I had not played Link’s Awakening since I had finished my commentary on it, so I figured that I would return to the game once again. I am almost convinced that the game gets better every time I play it. My love for the game grows as I do. After playing through the game for the umpteenth time, I thought that I would give thoughts that have developed in my mind regarding the game’s ending. Truth be told, I feel a bit guilty for ending my commentary with a critique of the last cutscene of the game so I felt like more was needed. In a stronger spirit of truth, I do not regret my criticisms on the cutscene. However, I did want to talk more about the aspects regarding the last moments of Koholint, memories, nostalgia, and the like. In short, this brief article can be considered an appendix or epilogue to the commentary. However, truth being my treasure, I must be a bit more honest: this will be much more of a transcribing of meditations than an analysis.

LA can be an emotional experience. All the better if it is. I would find it strange if any game at all did not spark some emotion. The thrill of a story, the joy of visuals and music, the feelings of being impressed and satisfied by a game’s mechanics and design; these are aspects that get me emotionally invested in a game. Emotion seems to be the way that we respond to anything that matters to us. Emotion may be what makes possible our comprehension of things like joy, peace, grace, and (above all else) love. Perhaps there will come a day when emotion will no longer be necessary in properly enjoying things such as love, but I digress.

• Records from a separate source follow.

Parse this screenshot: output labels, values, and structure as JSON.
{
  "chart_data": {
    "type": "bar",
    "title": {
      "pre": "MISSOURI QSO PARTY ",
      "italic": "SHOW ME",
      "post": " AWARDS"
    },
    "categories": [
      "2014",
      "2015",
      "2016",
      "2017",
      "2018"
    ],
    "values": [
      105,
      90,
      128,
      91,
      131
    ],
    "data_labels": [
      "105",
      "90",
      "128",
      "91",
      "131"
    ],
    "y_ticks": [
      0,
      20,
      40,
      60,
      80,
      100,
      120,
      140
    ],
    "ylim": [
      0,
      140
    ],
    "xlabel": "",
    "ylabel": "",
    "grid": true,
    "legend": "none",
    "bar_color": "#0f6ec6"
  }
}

I have heard of people’s reactions to LA upon reaching its end. I have heard of some even shedding tears over seeing Koholint disappear. I have never shed tears over LA. On the contrary, the ending of LA gives me a sense of accomplishment. Rather than a sense of grief, I feel a sense of satisfaction in finishing the game. Rather than regret, I feel gratitude. Was I too young to understand why I would care about Koholint on my first playthrough? It is possible, but what about now? Have I grown numb to LA over time? Is it possible that I have grown somewhat unemotional? I’m not sure if that is the case. If I were so emotionally stoic, I probably wouldn’t be writing this. No doubt that the story of LA is perplexing; I do not think that the ending was meant to leave the player in a happy state. I believe that the strength of LA’s ending is giving a unique sense of closure. Koholint’s story has ended. The door has closed. It is finished. It is time to move on.

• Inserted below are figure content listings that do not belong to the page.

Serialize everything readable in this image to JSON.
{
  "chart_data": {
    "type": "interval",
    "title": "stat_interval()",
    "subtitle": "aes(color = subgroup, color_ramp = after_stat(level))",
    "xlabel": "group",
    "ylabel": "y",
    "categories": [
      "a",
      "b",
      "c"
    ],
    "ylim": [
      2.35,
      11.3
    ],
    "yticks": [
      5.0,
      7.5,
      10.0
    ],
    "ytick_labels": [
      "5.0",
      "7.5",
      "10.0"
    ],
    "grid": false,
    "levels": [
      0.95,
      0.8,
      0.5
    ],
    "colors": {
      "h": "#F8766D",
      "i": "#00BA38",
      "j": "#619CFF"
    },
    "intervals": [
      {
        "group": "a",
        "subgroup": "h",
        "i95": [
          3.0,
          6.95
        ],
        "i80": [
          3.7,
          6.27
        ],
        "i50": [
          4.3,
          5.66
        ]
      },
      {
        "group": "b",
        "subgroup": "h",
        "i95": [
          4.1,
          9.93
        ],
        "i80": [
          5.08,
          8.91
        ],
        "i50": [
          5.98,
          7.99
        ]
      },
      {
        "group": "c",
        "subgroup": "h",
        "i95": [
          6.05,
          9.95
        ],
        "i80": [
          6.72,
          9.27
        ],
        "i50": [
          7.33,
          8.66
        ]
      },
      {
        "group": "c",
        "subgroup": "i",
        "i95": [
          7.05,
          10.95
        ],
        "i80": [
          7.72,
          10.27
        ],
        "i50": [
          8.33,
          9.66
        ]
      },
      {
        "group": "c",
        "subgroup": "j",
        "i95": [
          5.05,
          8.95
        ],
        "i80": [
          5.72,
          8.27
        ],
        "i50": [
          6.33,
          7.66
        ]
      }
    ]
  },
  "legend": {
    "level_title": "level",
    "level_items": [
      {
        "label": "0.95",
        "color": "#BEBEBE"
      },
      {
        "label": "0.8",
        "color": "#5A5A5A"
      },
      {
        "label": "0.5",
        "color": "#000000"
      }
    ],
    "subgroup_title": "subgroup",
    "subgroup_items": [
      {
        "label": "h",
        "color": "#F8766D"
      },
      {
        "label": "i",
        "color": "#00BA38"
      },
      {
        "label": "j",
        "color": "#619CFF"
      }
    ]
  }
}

On the other hand, the situation can come off as bleak. Koholint is gone. All the people and animals, an entire world has faded back into nothingness. The moment the switch is set to “off”, the world in your hands simply ceases. Your playground, your experience, your struggles, and your fun have ended. You will never see the game as you saw it before again (for you only have one first playthrough of a game). When a dream ends, you find yourself awake-totally lucid-on your bed as if you never even fell asleep. You may have “saved” Koholint, but it did not exist before you turned the power on. All you did was revert it back to its original state: an empty screen. What was the point in starting the whole process of “salvation”? Was it a waste of time? Should the game have not even been played at all?

What is left to explain my sense of accomplishment? If a thing is to be of any worth, the thing (or an effect of the thing) must last forever. Two solutions remain that attempt to make Koholint live on. I will list these solutions and dismiss them as useless.

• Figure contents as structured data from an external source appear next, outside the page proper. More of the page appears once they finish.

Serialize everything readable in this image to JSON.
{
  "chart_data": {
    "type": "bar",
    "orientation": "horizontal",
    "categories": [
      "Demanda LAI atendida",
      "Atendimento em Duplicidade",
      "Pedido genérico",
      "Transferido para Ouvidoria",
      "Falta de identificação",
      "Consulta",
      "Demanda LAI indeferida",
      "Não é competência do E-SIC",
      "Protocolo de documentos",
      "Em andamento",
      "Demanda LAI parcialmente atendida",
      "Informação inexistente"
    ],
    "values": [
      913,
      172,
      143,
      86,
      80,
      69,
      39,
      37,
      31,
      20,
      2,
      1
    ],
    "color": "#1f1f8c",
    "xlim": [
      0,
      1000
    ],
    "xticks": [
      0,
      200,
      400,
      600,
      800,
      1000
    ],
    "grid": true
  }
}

1) I can always turn the game back on and restart the entire experience. Great appeal is in this solution. Replayability is a terrific attribute for a game to have. Just think of the possibilities! I can relive the same experience and perhaps try a few things differently to see if I am rewarded for my inspection. I can meet the same people all over again and get to know more about them then last time. I can challenge myself, experiment, and discover things that I would not have found on a single playthrough. I should have no fear of getting bored from playing the same game over and over; if I tire of one kind of playthrough, I can go back to another. This cycle can go on forever! So long as I have a charged battery in my device, Koholint can live forever.  But there lies the problem. Koholint will live only as long as one is dreaming of it. In other words, a game must be played forever in order to last. Can I really play one game again and again? I can get the most out of a game, but all a game has to offer is the most it has. Even if I could enjoy Koholint incessantly, I only have so much to offer. I certainly will not live forever. Who will be there to turn the power on when I am gone? No dreamer means no dream.

2) The world will live on in my memories. As the ever ambiguous Wind Fish stated, the memory of the dream survives. I can always recall it! This solution is certainly less time-consuming and my eyes won’t have to grow tired. But it faces a similar problem as the first solution: memories depend on a “rememberer” (what do we call one who remembers?). Just as I cannot be ever physically present to turn the power on, can I say that my memory will always remain? I struggle to remember my daily work schedule; how hopeless I will be when I grow old. I have never had much trouble in believing in the eternality of the soul, but I’m not sure I can say that memories will tag along. One day, I will forget everything and everyone in LA (forgive me, Marin!).

All this talk of things living forever in my thoughts makes me think I’m speaking at funeral. I may as well be speaking at a funeral: listen to me babble on about all the good times I had with this game! I may as well say, “LA was a good game; it lived well while it lasted, and may it never be forgotten!” I suppose that, in a strange sense, my commentary can be read as an obituary.